Updated: Aug 9
By Jordan Newquist
Lightsabers are a hallmark of the Star Wars franchise. Wielded by George Lucas’s Jedi Knights, many Star Wars movies and new shows revolve around these “laser swords”. Though the force may be a fictitious facet of the Star Wars universe, could lightsabers exist in real life?
In exploring the legitimacy of lightsabers, we first have to understand what a lightsaber is. According to Star Wars, a lightsaber is an energy sword made up of a power cell and crystals which focus energy from the cell into a blade. Many scientists have taken up qualms with the main characteristics of lightsabers considering they are meant to be made of light: lightsabers have a finite length, and they appear to be solid (and can bounce off other lightsabers and certain metals).
Scientists Francois Fillion-Gourdeau and Jean-Sebastien Gagnon took on the issue of a lightsaber’s “bounce” in their paper “On the physical (im)possibility of lightsabers”. They argue that, although we may not be able to make a lightsaber with the technology we have today, it is physically possible: Light can interact with itself in a vacuum, especially in lower frequencies.

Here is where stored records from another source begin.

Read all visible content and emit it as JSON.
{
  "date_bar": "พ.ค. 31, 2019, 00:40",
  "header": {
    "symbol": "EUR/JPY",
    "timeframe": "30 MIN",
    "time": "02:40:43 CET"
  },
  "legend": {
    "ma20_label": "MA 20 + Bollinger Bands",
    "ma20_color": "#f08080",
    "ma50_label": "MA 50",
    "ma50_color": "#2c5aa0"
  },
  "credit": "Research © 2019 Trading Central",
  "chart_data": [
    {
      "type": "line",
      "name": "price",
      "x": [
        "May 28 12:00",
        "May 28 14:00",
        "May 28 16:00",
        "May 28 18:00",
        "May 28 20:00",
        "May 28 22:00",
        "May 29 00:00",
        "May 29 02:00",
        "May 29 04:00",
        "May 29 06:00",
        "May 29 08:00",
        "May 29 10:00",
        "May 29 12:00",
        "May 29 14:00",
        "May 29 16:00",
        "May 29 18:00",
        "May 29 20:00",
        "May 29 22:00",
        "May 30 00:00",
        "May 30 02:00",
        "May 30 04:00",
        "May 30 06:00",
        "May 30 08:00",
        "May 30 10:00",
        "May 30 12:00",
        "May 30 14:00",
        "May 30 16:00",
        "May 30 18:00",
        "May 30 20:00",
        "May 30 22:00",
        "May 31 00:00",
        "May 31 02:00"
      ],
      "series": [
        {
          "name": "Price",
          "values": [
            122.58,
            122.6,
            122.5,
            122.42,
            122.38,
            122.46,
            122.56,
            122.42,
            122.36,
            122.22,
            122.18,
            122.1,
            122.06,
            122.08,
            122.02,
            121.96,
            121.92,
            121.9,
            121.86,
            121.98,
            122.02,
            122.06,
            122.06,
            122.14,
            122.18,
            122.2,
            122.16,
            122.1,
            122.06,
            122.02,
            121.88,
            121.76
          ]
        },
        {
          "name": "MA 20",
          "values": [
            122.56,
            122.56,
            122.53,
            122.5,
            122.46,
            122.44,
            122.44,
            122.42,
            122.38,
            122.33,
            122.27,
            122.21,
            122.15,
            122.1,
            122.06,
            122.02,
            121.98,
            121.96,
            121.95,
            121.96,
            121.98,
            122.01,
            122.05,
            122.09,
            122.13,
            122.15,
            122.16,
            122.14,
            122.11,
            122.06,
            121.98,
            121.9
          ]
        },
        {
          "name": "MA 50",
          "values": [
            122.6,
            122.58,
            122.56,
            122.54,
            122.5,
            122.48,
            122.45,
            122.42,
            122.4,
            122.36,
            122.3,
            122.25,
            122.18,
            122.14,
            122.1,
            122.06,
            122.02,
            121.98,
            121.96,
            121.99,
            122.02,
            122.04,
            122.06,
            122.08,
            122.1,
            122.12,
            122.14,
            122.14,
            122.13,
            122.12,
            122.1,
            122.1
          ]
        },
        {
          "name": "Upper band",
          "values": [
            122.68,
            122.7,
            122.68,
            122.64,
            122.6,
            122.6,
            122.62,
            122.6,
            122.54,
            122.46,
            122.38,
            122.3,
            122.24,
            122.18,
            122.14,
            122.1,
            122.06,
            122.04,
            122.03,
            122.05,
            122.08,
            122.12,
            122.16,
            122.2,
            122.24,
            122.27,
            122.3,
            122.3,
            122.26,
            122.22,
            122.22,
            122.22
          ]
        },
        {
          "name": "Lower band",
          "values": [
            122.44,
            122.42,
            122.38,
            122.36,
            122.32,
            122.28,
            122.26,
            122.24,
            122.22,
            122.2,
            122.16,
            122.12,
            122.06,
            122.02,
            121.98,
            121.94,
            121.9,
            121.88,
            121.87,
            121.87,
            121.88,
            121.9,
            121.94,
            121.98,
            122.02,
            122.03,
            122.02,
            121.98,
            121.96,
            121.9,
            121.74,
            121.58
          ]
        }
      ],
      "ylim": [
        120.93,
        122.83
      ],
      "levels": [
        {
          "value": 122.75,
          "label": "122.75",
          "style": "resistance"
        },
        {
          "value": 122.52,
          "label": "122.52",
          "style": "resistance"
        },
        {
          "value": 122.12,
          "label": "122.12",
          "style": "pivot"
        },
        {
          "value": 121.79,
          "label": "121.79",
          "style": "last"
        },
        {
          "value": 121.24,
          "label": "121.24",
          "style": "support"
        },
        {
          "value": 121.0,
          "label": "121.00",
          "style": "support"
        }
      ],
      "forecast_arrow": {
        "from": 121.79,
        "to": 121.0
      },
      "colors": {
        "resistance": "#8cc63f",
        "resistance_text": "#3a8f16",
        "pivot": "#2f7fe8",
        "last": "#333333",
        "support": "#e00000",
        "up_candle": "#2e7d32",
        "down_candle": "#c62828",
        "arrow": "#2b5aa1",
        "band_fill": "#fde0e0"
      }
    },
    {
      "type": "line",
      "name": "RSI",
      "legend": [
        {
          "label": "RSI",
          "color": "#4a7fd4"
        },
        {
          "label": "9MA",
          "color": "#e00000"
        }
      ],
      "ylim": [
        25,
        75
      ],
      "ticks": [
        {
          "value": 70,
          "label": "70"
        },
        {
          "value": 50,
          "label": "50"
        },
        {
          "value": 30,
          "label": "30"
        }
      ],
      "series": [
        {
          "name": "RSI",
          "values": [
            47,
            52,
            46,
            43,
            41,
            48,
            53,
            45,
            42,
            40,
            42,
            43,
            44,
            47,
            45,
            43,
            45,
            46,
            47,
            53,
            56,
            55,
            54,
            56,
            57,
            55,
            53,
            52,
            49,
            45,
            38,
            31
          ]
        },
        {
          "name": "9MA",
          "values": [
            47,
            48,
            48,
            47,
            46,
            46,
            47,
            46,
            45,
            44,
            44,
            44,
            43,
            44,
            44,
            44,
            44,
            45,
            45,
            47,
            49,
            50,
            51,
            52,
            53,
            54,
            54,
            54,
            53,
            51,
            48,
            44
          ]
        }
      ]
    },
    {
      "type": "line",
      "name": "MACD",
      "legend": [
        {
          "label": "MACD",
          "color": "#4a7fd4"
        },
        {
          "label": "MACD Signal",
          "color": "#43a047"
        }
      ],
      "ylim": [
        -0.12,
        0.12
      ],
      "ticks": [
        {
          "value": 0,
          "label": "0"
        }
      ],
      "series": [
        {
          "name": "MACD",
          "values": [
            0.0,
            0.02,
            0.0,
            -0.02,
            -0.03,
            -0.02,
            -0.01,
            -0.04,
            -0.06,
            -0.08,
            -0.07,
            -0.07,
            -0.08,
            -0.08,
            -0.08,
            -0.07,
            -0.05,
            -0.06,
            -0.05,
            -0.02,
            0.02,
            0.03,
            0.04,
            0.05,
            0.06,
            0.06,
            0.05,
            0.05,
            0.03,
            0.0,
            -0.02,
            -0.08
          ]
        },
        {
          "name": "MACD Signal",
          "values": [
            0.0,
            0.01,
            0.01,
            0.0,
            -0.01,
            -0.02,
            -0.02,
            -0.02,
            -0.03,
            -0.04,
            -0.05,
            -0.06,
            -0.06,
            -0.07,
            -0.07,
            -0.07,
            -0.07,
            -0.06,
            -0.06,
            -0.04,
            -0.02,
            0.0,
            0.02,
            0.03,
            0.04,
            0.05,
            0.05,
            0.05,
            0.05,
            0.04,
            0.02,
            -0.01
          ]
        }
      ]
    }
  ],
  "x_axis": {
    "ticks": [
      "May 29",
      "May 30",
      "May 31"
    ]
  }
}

Considering we cannot see these lower frequencies, Fillion-Gourdeau and Gagnon studied only the possibilities of light we can see, also known as the Visibl me Light Spectrum. They determined that, by using lasers with incredibly high energy, we could feel the interactions of the particles that make up lightsaber blades. The technology to make such lasers does not currently exist, but perhaps one day we’ll have lightsabers in our hands.
Chungpin Hovering Liao, a scientist at MIT, provides us with a solution to the infinite path of light. The lightsabers in the Star Wars movies end at a certain point, yet we cannot stop light after a length far less than what lightsabers require. Liao proposes that, by breaking down E and H pulses - electromagnetic pulses of incredibly short length - and a wave moving at the speed of light, “a plasma blade of about two meters can be secured”(Liao 2019). We have our finite light blade!
There are hundreds of youtube videos and blog posts about creating lightsabers, but we have yet to make a lightsaber that genuinely mirrors the light blade we see in the Star Wars movies and shows. A laser sword poses many challenges in the bounds of our universe’s physics, but the recent research of Star Wars Scientists around the world shows one day we may have lightsabers of our own! Maybe in the future, we can have lightsaber duels of our own!
On the physical (im)possibility of lightsabers - François Fillion-Gourdeau and Jean-Sébastien Gagnon
Liao, Chungpin. (2019). Finally, the finite-length lightsabers of Star Wars are possible if equipped with sufficient energy capacity and good materials. 10.13140/RG.2.2.25991.04006.